Later on, the Tramp’s amateur philanthropy is motivated by a quest to purchase $1,000 eyeball surgery. This is more sensible, less melodramatic, and it works with that whole cinematic metaphor, so it’s good.

Meanwhile, the Tramp can never raise cash. Every job instead leads to comic failure. It is an old comedy standby that the hero can never catch a break, that a sitcom protagonist is always denied riches in favor of the status quo. That’s totally appropriate for the loosey-goosey serialization of the Tramp’s anti-continuous franchise. But he’s not doing this for himself, but for the Girl. The universe conspiring to deny her a surgery is only funny if it’s a greater hardship for the Tramp – and it isn’t. His philanthropy (already questionable) gets in the way of laughs, while aiming for emotion. I am a hard nut, and a movie which abandons laffs for seriousness is, to me, fundamentally flawed. It’s insincere.

The greatest issue, though, is the simple, eternal fact of the Chaplin universe: the poor cannot succeed on their own. I don’t wish to open some debate, but it’s a strange, anti-Horatio Alger sort of argument for a humanist, populist filmmaker like Chaplin to put forth. When the Tramp does amass cash, it’s simply as a random, unearned gift from the drunken Millionaire – it’s always, always, ALWAYS a deus ex machina with Chaplin! This is actually a greater fairytale than a story about “pulling yourself up by your own bootstraps.” Wealth may only be obtained by random dumb luck. What the hell sort of a message is that?!


Besides, the Millionaire sobers up almost instantly after paying the Tramp (following a rather left-field burglar sequence), and thus thinks the Tramp is stealing. Thus the Tramp flees from the cops – that old standby. In some fundamental sense, the Tramp always steals, and though this is different, it feels equally problematic.

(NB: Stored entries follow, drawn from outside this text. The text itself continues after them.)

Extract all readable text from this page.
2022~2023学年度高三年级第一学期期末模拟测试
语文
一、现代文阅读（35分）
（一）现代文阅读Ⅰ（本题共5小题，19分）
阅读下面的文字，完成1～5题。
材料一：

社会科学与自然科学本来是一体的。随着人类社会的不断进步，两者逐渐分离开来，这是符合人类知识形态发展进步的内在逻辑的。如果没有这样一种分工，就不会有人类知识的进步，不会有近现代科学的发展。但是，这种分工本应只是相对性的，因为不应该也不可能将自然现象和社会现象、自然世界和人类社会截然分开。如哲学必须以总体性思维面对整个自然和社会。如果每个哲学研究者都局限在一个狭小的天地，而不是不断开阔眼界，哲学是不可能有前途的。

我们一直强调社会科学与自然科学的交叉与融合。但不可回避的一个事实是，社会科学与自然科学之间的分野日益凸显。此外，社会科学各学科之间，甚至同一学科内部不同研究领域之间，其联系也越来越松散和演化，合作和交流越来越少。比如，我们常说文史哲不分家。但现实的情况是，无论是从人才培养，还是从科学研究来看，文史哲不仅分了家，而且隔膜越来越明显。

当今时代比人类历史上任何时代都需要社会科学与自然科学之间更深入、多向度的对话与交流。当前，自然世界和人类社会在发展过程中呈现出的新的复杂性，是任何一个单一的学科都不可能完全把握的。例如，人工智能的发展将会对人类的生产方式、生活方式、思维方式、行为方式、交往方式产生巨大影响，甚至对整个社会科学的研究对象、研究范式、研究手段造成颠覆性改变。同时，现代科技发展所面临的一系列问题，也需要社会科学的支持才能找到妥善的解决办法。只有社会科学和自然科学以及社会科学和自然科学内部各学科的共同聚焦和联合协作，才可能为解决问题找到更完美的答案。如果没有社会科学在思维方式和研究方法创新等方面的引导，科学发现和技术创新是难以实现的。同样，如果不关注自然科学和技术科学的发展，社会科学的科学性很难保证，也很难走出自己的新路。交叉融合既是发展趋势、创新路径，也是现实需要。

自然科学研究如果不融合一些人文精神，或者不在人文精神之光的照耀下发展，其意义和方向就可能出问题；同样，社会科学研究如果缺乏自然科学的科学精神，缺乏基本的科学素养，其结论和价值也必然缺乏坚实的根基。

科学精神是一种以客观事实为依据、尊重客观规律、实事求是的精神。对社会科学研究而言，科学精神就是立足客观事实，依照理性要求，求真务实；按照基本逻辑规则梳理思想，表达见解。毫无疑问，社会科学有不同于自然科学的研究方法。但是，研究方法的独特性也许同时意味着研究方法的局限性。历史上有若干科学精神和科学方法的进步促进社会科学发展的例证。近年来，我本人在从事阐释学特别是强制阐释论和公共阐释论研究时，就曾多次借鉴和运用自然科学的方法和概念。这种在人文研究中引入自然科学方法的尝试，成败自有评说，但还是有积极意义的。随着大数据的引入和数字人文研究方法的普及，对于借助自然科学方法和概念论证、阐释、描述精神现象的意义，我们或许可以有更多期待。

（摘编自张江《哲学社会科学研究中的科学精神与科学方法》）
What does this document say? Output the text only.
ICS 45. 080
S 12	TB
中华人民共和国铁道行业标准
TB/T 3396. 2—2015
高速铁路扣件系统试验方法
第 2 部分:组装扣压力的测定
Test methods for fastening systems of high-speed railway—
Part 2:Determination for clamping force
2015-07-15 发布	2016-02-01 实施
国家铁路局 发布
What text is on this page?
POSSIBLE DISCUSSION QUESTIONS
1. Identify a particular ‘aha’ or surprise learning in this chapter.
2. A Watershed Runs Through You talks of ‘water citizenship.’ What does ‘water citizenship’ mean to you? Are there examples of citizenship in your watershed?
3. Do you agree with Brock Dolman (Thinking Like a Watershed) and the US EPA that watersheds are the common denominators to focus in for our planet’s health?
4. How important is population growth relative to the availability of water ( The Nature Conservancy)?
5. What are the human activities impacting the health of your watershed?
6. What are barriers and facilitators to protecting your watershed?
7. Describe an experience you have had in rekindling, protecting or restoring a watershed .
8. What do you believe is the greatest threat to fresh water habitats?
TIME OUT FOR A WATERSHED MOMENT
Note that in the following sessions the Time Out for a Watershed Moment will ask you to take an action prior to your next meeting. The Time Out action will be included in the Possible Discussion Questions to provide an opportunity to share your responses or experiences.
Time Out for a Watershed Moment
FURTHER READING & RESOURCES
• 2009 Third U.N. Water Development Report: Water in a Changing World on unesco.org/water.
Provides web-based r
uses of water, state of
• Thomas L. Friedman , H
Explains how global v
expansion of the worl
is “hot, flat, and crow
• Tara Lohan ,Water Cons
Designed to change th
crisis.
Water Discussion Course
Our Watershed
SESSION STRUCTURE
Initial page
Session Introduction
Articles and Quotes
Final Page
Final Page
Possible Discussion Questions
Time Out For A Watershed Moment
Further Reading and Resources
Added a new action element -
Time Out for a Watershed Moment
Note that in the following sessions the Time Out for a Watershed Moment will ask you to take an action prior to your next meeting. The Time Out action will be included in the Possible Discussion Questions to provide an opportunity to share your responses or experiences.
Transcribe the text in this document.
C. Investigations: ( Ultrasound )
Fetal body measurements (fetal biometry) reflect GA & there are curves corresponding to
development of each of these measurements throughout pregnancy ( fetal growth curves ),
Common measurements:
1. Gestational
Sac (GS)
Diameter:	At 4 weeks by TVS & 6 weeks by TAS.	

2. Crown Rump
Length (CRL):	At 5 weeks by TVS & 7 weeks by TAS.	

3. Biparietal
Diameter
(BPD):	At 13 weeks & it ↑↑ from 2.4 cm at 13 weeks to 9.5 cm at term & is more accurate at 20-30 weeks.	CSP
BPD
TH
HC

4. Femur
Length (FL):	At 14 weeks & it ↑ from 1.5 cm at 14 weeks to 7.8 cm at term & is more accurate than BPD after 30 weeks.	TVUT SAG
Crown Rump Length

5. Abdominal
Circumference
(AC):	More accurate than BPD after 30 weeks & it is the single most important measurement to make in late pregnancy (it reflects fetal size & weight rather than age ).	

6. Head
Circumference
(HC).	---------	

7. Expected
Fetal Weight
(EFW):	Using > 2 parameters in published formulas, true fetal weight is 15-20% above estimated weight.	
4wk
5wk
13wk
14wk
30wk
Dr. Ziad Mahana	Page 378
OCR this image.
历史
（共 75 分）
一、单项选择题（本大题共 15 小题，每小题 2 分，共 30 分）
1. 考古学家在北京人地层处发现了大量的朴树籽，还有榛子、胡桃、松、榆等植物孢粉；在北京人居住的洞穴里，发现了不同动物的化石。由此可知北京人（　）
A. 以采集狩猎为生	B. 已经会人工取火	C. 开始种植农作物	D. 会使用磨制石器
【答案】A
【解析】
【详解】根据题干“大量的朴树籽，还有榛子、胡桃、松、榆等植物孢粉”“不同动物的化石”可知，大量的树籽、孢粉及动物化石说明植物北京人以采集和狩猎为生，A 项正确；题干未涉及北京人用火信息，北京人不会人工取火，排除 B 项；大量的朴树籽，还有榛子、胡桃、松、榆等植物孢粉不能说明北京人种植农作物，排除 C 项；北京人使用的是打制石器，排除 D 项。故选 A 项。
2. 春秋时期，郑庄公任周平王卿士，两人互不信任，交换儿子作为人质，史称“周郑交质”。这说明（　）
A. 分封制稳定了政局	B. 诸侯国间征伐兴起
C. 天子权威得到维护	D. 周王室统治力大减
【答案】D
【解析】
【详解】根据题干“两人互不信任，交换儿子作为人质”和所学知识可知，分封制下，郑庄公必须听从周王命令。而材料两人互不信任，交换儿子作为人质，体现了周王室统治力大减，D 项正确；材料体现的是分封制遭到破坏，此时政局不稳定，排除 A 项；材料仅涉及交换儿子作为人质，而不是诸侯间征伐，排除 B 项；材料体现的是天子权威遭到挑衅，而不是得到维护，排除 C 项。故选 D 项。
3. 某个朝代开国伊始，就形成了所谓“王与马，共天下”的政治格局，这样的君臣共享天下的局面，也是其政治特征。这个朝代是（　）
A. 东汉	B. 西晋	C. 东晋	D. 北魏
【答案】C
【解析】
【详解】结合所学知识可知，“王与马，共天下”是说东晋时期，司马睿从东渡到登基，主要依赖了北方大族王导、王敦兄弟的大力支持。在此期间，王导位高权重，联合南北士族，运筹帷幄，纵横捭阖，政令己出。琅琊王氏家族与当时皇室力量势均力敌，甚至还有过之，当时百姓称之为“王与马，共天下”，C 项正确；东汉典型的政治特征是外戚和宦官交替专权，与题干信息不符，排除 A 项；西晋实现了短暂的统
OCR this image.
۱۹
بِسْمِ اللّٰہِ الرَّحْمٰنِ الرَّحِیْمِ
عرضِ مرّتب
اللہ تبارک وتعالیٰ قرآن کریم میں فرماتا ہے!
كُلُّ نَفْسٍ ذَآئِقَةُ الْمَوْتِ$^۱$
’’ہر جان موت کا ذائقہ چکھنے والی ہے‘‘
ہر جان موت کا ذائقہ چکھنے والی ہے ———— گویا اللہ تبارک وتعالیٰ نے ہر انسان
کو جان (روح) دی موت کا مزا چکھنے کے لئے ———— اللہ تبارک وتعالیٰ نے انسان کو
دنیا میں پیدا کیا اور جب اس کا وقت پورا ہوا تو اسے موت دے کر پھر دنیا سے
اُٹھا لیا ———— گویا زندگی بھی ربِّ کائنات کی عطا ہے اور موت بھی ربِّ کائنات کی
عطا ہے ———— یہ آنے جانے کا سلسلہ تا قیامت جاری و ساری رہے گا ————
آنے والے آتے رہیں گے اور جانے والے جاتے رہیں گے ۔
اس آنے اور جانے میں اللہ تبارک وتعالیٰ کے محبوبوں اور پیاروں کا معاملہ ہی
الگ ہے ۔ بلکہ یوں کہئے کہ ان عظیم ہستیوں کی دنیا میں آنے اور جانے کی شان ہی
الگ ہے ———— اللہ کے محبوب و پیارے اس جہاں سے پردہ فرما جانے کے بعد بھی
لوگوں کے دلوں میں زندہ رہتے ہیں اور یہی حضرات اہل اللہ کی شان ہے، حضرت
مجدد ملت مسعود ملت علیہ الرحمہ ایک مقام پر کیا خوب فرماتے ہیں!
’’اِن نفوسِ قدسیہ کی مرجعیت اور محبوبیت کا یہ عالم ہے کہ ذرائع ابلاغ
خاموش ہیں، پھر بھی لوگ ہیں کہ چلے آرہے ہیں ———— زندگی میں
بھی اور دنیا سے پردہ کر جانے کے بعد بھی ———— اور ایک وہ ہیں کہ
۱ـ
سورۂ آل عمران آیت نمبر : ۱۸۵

All that aside, the moment comes for the Girl’s sight surgery. The ending to City Lights is famously regarded as one of the most brilliant, moving moments in film. I have never been able to watch this scene without the baggage of that claim weighing down upon me. I’ve never felt the raw emotive power others describe – intellectually I kinda get it, so let’s just leave it in those terms…

Chaplin’s films are often defined by their endings, be they happy or sad. What City Lights does well, without revealing too much detail (because you really ought to see it for yourself, in spite of my personal apathy), is that it creates an open-ended resolution. What occurs has the potential for bliss or tragedy. The conclusion also ties up all of City Lights’ silent film metaphorics, in a way that is a great big question mark about the future of cinema. Given Chaplin’s own ambivalence towards talk, that feels like the best way to leave things off.